Yaşam, doğumla ölüm arasında geçen süre olarak tanımlanamayacak kadar değerli ve kutsî bir olgudur. Yaşamı sadece doğumla ölüm arasında geçen süre olarak ele alırsak, insanın insan olmasının anlamını ortadan kaldırırız.

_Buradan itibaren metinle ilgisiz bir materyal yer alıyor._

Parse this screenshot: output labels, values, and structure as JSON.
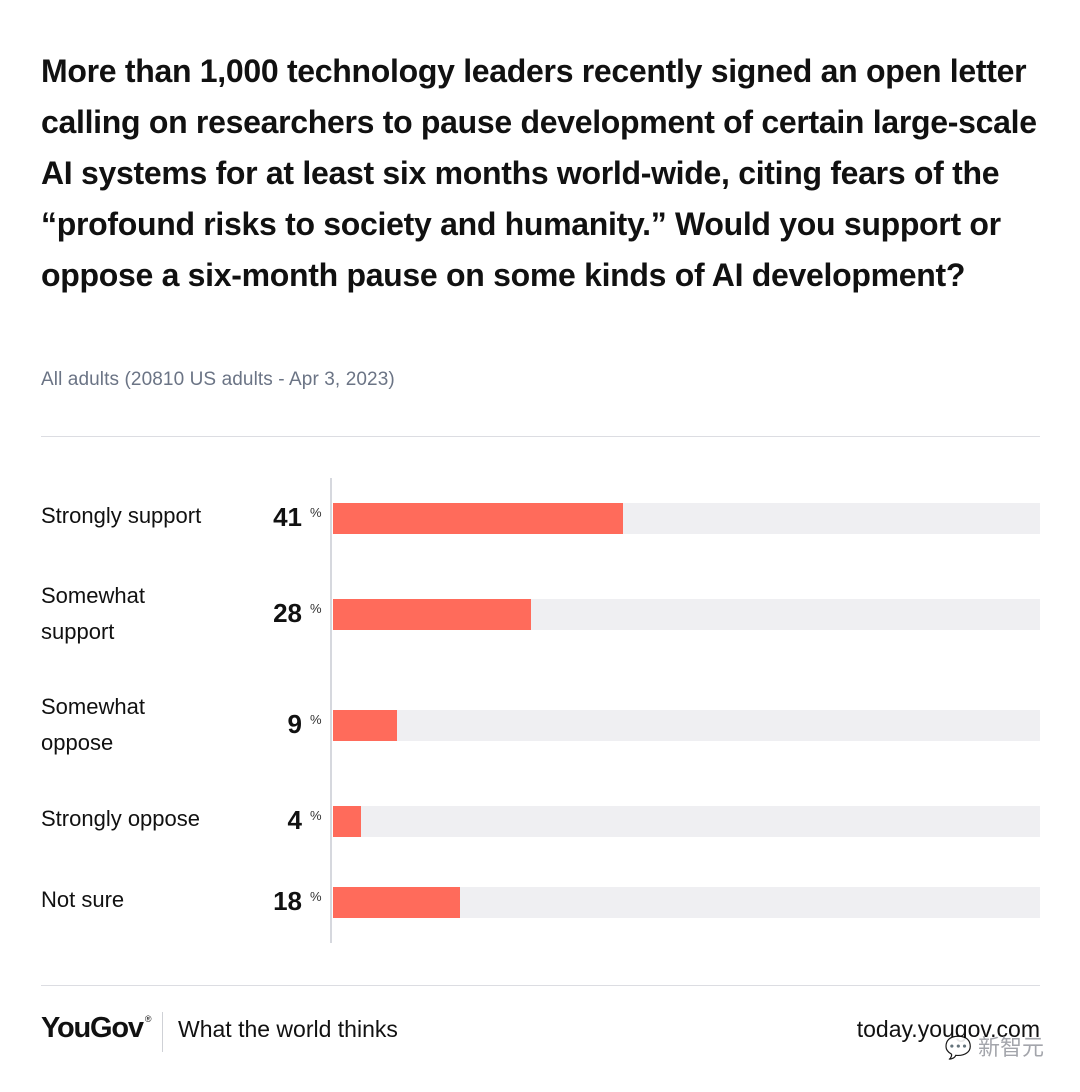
{
  "question": "More than 1,000 technology leaders recently signed an open letter calling on researchers to pause development of certain large-scale AI systems for at least six months world-wide, citing fears of the “profound risks to society and humanity.” Would you support or oppose a six-month pause on some kinds of AI development?",
  "subtitle": "All adults (20810 US adults - Apr 3, 2023)",
  "chart_data": {
    "type": "bar",
    "orientation": "horizontal",
    "title": "More than 1,000 technology leaders recently signed an open letter calling on researchers to pause development of certain large-scale AI systems for at least six months world-wide, citing fears of the “profound risks to society and humanity.” Would you support or oppose a six-month pause on some kinds of AI development?",
    "subtitle": "All adults (20810 US adults - Apr 3, 2023)",
    "categories": [
      "Strongly support",
      "Somewhat support",
      "Somewhat oppose",
      "Strongly oppose",
      "Not sure"
    ],
    "values": [
      41,
      28,
      9,
      4,
      18
    ],
    "value_labels": [
      "41",
      "28",
      "9",
      "4",
      "18"
    ],
    "unit": "%",
    "xlim": [
      0,
      100
    ],
    "grid": false,
    "bar_color": "#ff6b5b",
    "track_color": "#efeff2"
  },
  "footer": {
    "brand": "YouGov",
    "brand_mark": "®",
    "tagline": "What the world thinks",
    "url": "today.yougov.com"
  },
  "watermark": "新智元",
  "colors": {
    "accent": "#ff6b5b",
    "text": "#111111",
    "muted": "#6b7485",
    "divider": "#dcdde2"
  }
}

Yaratılmış her şey, buna insan da dahil, varlığının başlangıcı ve sonu olandır. Yine yaratılmış olan dünyada, dünya için dünyanın şartlarına göre yaratılmış olan her zerre, dünyada kendisine ait özelliklerle bulunmaya başlar. Genel tanımıyla bunlar, cemadat, nebadat, mahlûkat ve insan olarak tanımlanır. Cemadatın varlığıyla dünyada bulunmaya başlayışı ve bir gün son bulacak olması yani yaşamı, cemadata göre olurken, nebadatınki nebadata, mahlûkatınki mahlûkata göre gerçekleşir. Dağlar, taşlar, toprak, madenler tümü var oluş halleriyle doğar ve ölürler. Bir taşın yaşamın içinde bulunuşu, taşın yaşamı neyse o şekilde olur. Taş taştır ve yerinde ağırdır. Taştan görülen yaşam taşcasınadır ve daha fazlası beklenemez. Bir bitkinin, çimenin, çiçeğin, ağacın yaratılış gayesi yani yaşamın içindeki yaşantısı yine kendisincedir. Elma ağacının varlığı tohumdan filize, filizden fidana, fidandan ağaca, ağaçtan verdiği meyveye dönüşüm olarak gerçekleşir. Elma ağacı sadece elma ağacıdır ve ondan elma meyvesi vermesi beklenir daha fazlası değil. Bir köpek, kedi, kuş, koyun, at gibi tüm mahlûklar mahlûktur ve doğum ile ölüm arası sürdürdüğü yaşam mahlûkcasınadır. Yaşamın içinde bulunuşları kendi özellikleri gereği neyse odur. Bir inek, doğar, büyür, süt verir, doğurur, etinden ve derisinden istifade edilir. Bir ineğin süt vermesi ve doğurması, inek için yaşamaktır.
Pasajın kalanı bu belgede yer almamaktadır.